In the recent years, significant efforts are being taken to build a standardized framework for computational modeling of herb-drug interactions. One of these remarkable endeavors is the new reality for in silico models through the application of BIOiSIM – VeriSIM Life’s revolutionary platform that integrates the power of machine learning with physiological modeling for faster and better predictions. I could not be more excited to be part of the VeriSIM to develop BIOiSIM that is designed for predicting drug-to-drug and drug-to-herb interactions more accurately and intuitively through the use of models integrated with complex machine algorithms. We train our ML algorithms on biological outputs using a comprehensive database of physicochemically diverse proprietary and non-proprietary compounds. The ML feature is vital when dealing with incomplete datasets, as is often observed. BIOiSIM is ideally suited to perform simulations on combinations of phytoconstituents rather than doing one-off predictions under the assumption of one or two major active components. With minimal in vitro testing, BIOiSIM can provide mechanistic insights on the interaction liability of new drugs. Additionally, transfer learning modules can prove vital in creating a holistic dataset obtained from multiple sources and using different experimental protocols. BIOiSIM can prove extremely useful not just for pharmaceutical development but also to medical practitioners and pharmacists to recommend appropriate dosing and educate consumers on the safe use of herbal drugs with or without prescription/OTC medication.

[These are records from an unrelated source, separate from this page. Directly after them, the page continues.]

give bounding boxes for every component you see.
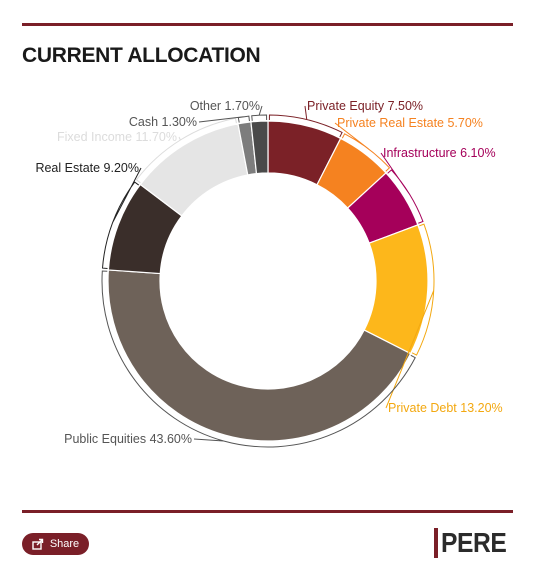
- label-public-equities: Public Equities 43.60%: [64, 432, 192, 446]
- connector-private-equity: [268, 105, 343, 138]
- pere-logo: PERE: [433, 527, 515, 559]
- label-private-debt: Private Debt 13.20%: [388, 401, 503, 415]
- slice-other[interactable]: [250, 120, 269, 175]
- label-private-real-estate: Private Real Estate 5.70%: [337, 116, 483, 130]
- label-infrastructure: Infrastructure 6.10%: [383, 146, 496, 160]
- label-other: Other 1.70%: [190, 99, 260, 113]
- label-real-estate: Real Estate 9.20%: [35, 161, 139, 175]
- connector-real-estate: [101, 167, 142, 269]
- label-cash: Cash 1.30%: [129, 115, 197, 129]
- share-icon: [32, 538, 44, 550]
- label-private-equity: Private Equity 7.50%: [307, 99, 423, 113]
- connector-private-real-estate: [334, 122, 391, 172]
- share-button[interactable]: Share: [22, 533, 89, 555]
- bottom-rule: [22, 510, 513, 513]
- connector-infrastructure: [380, 152, 424, 224]
- connector-other: [251, 105, 268, 121]
- logo-bar: [433, 528, 438, 558]
- share-label: Share: [49, 538, 80, 550]
- logo-text: PERE: [440, 527, 507, 558]
- connector-cash: [198, 115, 250, 123]
- top-rule: [22, 23, 513, 26]
- connector-fixed-income: [135, 117, 237, 184]
- connector-public-equities: [101, 270, 416, 448]
- chart-title: CURRENT ALLOCATION: [22, 44, 261, 67]
- slice-public-equities[interactable]: [107, 269, 412, 442]
- label-fixed-income: Fixed Income 11.70%: [57, 130, 177, 144]
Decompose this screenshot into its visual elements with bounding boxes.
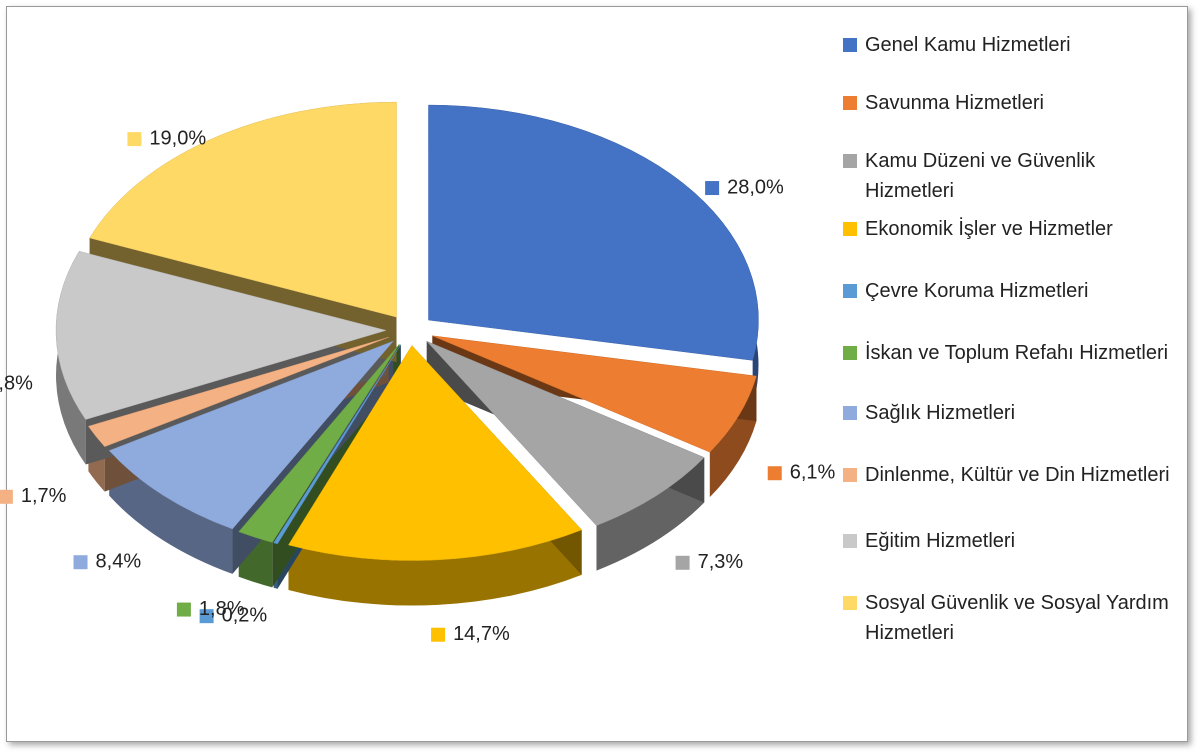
data-label: 14,7% <box>453 623 510 645</box>
legend-entry: Sosyal Güvenlik ve Sosyal Yardım Hizmetl… <box>843 588 1173 648</box>
legend-label: Sağlık Hizmetleri <box>865 402 1016 424</box>
slice <box>426 340 705 526</box>
legend-entry: Eğitim Hizmetleri <box>843 526 1173 556</box>
legend-entry: Çevre Koruma Hizmetleri <box>843 276 1173 306</box>
slice-tops <box>55 101 759 561</box>
slice <box>87 336 389 447</box>
legend-label: Genel Kamu Hizmetleri <box>865 34 1071 56</box>
label-swatch <box>767 466 782 481</box>
label-swatch <box>199 609 214 624</box>
legend-label: Kamu Düzeni ve Güvenlik Hizmetleri <box>865 150 1096 202</box>
legend-swatch <box>843 468 857 482</box>
data-label: 1,8% <box>199 598 245 620</box>
slice <box>432 335 757 453</box>
legend-label: Sosyal Güvenlik ve Sosyal Yardım Hizmetl… <box>865 592 1169 644</box>
slice <box>288 345 583 561</box>
legend-entry: Savunma Hizmetleri <box>843 88 1173 118</box>
legend-label: İskan ve Toplum Refahı Hizmetleri <box>865 342 1169 364</box>
legend-swatch <box>843 346 857 360</box>
data-label: 0,2% <box>222 604 268 626</box>
label-swatch <box>431 627 446 642</box>
legend-swatch <box>843 596 857 610</box>
label-swatch <box>73 555 88 570</box>
legend-label: Çevre Koruma Hizmetleri <box>865 280 1089 302</box>
data-labels: 28,0% 6,1% 7,3% 14,7% 0,2%1,8% 8,4% 1,7% 12,8% 1… <box>0 127 836 645</box>
slice-side <box>288 529 582 606</box>
legend-swatch <box>843 534 857 548</box>
legend-swatch <box>843 284 857 298</box>
data-label: 12,8% <box>0 372 33 394</box>
legend-label: Savunma Hizmetleri <box>865 92 1044 114</box>
slice <box>89 101 397 318</box>
label-swatch <box>127 132 142 147</box>
data-label: 19,0% <box>149 127 206 149</box>
slice <box>108 340 394 530</box>
label-swatch <box>675 555 690 570</box>
legend-swatch <box>843 222 857 236</box>
legend-swatch <box>843 154 857 168</box>
slice <box>428 104 759 361</box>
label-swatch <box>176 602 191 617</box>
legend-label: Dinlenme, Kültür ve Din Hizmetleri <box>865 464 1170 486</box>
legend-swatch <box>843 38 857 52</box>
slice <box>238 343 400 543</box>
legend-entry: Ekonomik İşler ve Hizmetler <box>843 214 1173 244</box>
legend-entry: Sağlık Hizmetleri <box>843 398 1173 428</box>
legend-entry: Dinlenme, Kültür ve Din Hizmetleri <box>843 460 1173 490</box>
legend-entry: Kamu Düzeni ve Güvenlik Hizmetleri <box>843 146 1173 206</box>
data-label: 28,0% <box>727 176 784 198</box>
slice-side <box>109 450 233 574</box>
label-swatch <box>0 489 13 504</box>
slice <box>55 250 387 420</box>
legend-swatch <box>843 96 857 110</box>
legend-label: Ekonomik İşler ve Hizmetler <box>865 218 1113 240</box>
legend-entry: İskan ve Toplum Refahı Hizmetleri <box>843 338 1173 368</box>
legend-label: Eğitim Hizmetleri <box>865 530 1016 552</box>
data-label: 7,3% <box>698 551 744 573</box>
data-label: 6,1% <box>790 462 836 484</box>
legend-swatch <box>843 406 857 420</box>
slice <box>273 344 402 545</box>
legend-entry: Genel Kamu Hizmetleri <box>843 30 1173 60</box>
label-swatch <box>705 181 720 196</box>
data-label: 8,4% <box>96 550 142 572</box>
data-label: 1,7% <box>21 485 67 507</box>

To conclude, I believe there are bad and good actors making these herbal medicines, which take so many forms and are used by countless numbers of people all over the world. The good actors are confused by what they know and don’t know, the bad ones willfully ignore safety and human health while the regulatory bodies face a challenging task of straddling both. BIOiSIM can help course correct the current herbal pharma landscape, to better understand the relationship between traditional medicine and supplements. VSL’s tech can help in applying the ancient knowledge of herbal medicine to develop safe and effective drug products.